Movie: Clockstoppers

Our Rating: 3.00

Nickelodeon Movies proves how well it knows its market with "Clockstoppers," a sci-fi adventure that aims squarely for the heart of pubescent America -- and scores an unmitigated bull's-eye.

When high-schooler Zak Gibbs (Jesse Bradford) stumbles across a top-secret wristwatch that ushers its wearer onto a hyperfast plane of reality, his audience is treated to a panoply of truly special effects. At the touch of a button, Zak's metabolism speeds up to such a degree that the world around him appears to slow to a near-standstill. Streams of water hang precariously in the air and ostensibly stationary automobiles leave neon trails of implied nighttime movement.

The movie is more remarkable for these niftily executed gags than for its plot, familiar folderol that sets Zak on a mission to rescue his science-geek father (Robin Thomas) from an evil techno-magnate who is bent on controlling the timepiece's awesome capabilities. Anybody can write a story like this, but what separates "Clockstoppers" from the kid-action pack is how effectively it plays upon its audience's fantasies of power and affluence. Zak pines for a red Mustang convertible, and the movie establishes early on that he has a serious shot at acquiring it. He's also a whiz on the classy, pricey Gibson Flying V guitar he keeps in his bedroom. (Zak's mutant-blues riffs, however, are mere sorbet between the heaping courses of new-school punk served up on the movie's soundtrack.)

With cars, guitars and gadgets accounted for, there's one commodity left to pursue: babes. Our hero's earnest adventuring puts him in good with a luscious, underdressed Venezuelan schoolmate named Francesca (Paula Garc?s, playing the hottest foreign-exchange student since Fabiana Udenio in "Summer School"). As a character, Francesca represents unrepentant eye candy. One scene even shows her puttering around in a towel after emerging from a shower, in full view of male companions of two generations. Take any 12-year-old boy to see this picture, and he'll be your slave for a year.

You won't be bored to tears, either. The story is kept boiling by director Jonathan Frakes, whose involvement in the "Star Trek: The Next Generation" franchise has allowed him to work on both sides of the camera. Frakes' foray into non-Federation cinema is marked by scripted repartee that's actually superior to the dialogue in many action flicks made for "adults."

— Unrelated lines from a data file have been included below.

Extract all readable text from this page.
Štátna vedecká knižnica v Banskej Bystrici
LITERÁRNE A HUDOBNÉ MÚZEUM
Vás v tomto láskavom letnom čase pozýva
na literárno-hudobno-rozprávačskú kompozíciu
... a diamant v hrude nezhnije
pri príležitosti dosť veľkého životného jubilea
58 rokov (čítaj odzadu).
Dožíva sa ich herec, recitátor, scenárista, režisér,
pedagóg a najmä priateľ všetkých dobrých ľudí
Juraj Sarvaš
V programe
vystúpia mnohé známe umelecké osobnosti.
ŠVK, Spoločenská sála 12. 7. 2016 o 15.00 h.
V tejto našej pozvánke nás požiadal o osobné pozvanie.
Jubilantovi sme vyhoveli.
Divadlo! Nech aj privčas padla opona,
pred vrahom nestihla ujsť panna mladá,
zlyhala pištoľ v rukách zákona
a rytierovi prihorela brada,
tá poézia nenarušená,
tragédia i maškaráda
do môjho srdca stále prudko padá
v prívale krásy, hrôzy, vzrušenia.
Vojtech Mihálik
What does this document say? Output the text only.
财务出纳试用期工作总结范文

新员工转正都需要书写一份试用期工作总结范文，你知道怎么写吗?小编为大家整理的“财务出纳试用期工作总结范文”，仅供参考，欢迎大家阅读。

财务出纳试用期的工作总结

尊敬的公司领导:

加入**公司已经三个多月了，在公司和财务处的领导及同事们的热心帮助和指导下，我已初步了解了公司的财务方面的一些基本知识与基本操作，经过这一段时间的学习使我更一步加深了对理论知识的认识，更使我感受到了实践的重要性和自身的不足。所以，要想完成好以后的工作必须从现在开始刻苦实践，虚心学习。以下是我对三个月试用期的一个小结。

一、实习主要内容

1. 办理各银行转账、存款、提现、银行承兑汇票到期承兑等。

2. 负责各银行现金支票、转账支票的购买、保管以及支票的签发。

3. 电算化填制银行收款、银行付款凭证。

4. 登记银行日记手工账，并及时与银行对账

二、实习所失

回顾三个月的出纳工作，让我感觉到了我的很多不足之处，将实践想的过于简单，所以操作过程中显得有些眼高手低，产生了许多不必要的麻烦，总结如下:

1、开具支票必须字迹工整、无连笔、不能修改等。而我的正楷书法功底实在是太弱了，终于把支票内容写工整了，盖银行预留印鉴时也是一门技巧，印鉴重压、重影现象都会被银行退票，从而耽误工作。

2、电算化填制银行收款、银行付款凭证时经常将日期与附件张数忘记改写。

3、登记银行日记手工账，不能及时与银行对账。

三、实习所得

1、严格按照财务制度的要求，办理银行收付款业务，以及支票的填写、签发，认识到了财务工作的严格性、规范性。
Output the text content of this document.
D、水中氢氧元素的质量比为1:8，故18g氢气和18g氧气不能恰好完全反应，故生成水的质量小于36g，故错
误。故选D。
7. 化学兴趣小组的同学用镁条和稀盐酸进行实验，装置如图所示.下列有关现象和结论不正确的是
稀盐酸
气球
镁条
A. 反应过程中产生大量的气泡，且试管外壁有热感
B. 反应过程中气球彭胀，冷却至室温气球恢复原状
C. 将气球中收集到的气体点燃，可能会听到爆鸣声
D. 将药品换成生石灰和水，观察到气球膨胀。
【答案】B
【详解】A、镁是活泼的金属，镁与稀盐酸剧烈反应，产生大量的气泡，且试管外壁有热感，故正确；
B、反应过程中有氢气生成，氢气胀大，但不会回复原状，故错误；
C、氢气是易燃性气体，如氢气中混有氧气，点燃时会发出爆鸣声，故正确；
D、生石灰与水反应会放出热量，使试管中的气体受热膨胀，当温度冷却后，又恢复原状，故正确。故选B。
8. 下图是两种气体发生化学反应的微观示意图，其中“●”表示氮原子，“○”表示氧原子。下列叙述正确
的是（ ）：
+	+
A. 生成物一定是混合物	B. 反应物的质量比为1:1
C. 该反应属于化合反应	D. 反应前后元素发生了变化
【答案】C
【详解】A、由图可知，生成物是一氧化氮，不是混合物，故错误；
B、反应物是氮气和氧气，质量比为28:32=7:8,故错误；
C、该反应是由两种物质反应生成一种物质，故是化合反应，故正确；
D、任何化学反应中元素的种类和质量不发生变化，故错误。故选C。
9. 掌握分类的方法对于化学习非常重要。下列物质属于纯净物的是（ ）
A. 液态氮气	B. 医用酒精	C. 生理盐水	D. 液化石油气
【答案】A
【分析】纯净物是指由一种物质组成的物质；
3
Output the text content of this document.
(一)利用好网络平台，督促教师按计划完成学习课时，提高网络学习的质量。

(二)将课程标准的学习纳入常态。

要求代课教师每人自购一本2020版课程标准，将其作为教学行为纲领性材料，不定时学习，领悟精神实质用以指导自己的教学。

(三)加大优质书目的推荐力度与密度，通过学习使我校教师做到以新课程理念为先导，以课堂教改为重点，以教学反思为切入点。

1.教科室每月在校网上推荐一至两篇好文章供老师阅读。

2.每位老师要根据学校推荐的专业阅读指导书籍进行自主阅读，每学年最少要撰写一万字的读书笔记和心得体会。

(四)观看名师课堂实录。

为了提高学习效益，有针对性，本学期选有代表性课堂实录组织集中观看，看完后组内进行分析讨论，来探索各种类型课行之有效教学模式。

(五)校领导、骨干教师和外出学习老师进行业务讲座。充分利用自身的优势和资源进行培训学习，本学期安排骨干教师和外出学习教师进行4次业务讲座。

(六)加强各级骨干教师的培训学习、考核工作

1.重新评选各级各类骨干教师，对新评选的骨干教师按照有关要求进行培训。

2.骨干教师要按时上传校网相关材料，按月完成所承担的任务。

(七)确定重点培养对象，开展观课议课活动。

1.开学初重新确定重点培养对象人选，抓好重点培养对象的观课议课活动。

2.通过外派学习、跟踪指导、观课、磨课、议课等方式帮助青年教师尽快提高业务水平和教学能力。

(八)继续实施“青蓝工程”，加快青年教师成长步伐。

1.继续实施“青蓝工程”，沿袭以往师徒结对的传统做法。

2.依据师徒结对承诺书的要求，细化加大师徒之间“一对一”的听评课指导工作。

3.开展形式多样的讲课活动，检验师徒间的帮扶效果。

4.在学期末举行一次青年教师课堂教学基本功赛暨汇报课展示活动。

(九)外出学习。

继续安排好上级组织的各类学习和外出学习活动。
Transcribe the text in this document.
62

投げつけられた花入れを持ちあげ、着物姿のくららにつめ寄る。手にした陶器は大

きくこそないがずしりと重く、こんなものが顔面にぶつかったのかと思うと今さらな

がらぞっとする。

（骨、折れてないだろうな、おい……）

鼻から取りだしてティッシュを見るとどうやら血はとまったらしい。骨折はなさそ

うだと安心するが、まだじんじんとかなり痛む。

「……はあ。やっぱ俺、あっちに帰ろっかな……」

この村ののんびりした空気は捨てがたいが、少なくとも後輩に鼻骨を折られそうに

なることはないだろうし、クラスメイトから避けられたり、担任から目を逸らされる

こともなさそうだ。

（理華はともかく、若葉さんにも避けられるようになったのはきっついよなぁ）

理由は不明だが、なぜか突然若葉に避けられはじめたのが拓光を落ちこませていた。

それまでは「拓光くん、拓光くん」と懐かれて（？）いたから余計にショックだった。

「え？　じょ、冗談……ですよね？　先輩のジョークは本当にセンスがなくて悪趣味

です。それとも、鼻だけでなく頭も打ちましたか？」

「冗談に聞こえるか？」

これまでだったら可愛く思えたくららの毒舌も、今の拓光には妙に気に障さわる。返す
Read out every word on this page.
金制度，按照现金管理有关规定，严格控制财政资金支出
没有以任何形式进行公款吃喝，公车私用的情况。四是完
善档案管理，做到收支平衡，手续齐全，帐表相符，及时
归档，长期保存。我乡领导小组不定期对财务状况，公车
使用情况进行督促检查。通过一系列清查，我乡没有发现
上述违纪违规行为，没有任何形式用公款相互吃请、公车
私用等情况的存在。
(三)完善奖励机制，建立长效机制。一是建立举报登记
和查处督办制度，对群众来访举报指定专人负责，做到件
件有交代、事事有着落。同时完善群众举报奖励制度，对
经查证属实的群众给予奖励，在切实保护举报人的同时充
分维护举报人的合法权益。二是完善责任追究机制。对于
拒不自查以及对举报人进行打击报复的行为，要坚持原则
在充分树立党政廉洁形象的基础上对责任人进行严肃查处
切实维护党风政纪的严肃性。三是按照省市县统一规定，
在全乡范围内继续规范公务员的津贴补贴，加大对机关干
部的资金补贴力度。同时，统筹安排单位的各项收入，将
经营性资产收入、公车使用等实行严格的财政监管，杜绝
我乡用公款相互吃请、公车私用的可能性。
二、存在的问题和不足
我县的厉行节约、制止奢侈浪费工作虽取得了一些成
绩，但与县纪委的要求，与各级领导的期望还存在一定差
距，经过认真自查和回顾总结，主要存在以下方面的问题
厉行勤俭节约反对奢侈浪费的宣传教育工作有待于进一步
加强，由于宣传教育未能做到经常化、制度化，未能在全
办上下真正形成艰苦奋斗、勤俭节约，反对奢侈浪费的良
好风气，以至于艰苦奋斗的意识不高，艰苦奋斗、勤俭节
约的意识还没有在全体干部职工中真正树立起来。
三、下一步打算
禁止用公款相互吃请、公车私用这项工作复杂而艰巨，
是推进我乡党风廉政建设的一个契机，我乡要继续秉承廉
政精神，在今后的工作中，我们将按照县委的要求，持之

This is not to imply that "Clockstoppers" isn't inherently stupid; it's just far less stupid than most of its competition. I positively cringed at the pointless, time-wasting turntable battle between an obnoxious white DJ and Zak's token black bud, Meeker (Garikayi Mutambirwa). But even with such groaners acknowledged, there's plenty of honest fun here to blow a week's allowance on.